Not everyone has the time or money to earn a construction management degree. Construction management certification courses cater to those already working in the construction industry who want to improve or expand their technical skills. Taking certification courses can help you decide if construction management is the right career path for you. For example, the University of Houston College of Technology has an online construction management certificate program. Courses include Construction Management Principles, Contract Management, Construction Cost Estimating, and Planning and Scheduling.
Many who are interested in becoming a construction manager wonder if construction management is stressful. The short answer is “yes.” They also ask if construction management is hard. You betcha.
It’s stressful, it’s hard – and it is a very rewarding career for many. You need to have a lot of energy, enjoy solving problems, and have strong people skills.
There are many jobs in construction – being a construction manager is just one option. But as you can see, it is a pretty good paying option with many opportunities today.
There are several tools you’ll need as a construction manager. A reliable mode of transportation, a cell phone, and a laptop computer or tablet. You can manage a construction project with pen and paper – but we don’t recommend it. Minimally, you’ll need to use spreadsheets to manage the project schedule and budget.

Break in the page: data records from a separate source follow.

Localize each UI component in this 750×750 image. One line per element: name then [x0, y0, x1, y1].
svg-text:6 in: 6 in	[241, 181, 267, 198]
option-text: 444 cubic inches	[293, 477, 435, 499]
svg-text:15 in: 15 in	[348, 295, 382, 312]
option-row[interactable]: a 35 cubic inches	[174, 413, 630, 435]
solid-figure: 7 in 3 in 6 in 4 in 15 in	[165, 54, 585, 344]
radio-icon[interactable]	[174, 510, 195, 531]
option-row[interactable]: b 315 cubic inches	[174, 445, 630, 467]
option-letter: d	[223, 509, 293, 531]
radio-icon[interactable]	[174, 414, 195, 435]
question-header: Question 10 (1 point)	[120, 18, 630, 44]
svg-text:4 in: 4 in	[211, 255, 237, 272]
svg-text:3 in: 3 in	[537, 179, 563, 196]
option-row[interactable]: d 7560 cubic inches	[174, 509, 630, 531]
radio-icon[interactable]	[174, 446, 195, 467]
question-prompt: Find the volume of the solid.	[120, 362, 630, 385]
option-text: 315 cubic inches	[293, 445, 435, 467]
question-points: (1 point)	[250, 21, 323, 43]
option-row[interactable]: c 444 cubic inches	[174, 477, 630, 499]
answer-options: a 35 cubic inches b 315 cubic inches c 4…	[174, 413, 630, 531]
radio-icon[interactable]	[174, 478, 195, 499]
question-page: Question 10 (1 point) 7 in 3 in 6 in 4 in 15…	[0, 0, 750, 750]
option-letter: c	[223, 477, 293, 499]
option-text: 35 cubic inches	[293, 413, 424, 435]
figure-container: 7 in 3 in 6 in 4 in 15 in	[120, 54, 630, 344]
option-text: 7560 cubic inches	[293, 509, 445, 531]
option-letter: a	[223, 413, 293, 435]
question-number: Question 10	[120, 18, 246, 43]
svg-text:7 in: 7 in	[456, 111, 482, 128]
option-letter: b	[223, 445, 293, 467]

Construction project management software is used by many small businesses, builders, and contractors. It is often the most efficient way to manage your residential construction projects.
Construction management can get complicated fast. You’ve got to deal with multiple stakeholders who expect you to deliver a quality product on time and on budget. It’s hard work – that’s why construction managers get paid the big bucks. BuildBook has construction project management software to help you successfully manage your construction projects – big and small. Learn more about BuildBook and take a free test drive: https://buildbook.co/signup. We also provide free templates for many aspects of construction project management. We even tell you how to use them.
Construction management is a rewarding career if you have great people skills, excellent project management experience, and a high tolerance for stress. There are opportunities for construction management positions across the United States. Remember that some states have lower average salaries but offer a lower cost of living. So be sure to look at the whole package. There are several schools that offer a degree in construction management. For those who own their own construction company, a construction management certificate program can improve and expand your skills – from the comfort of your office chair.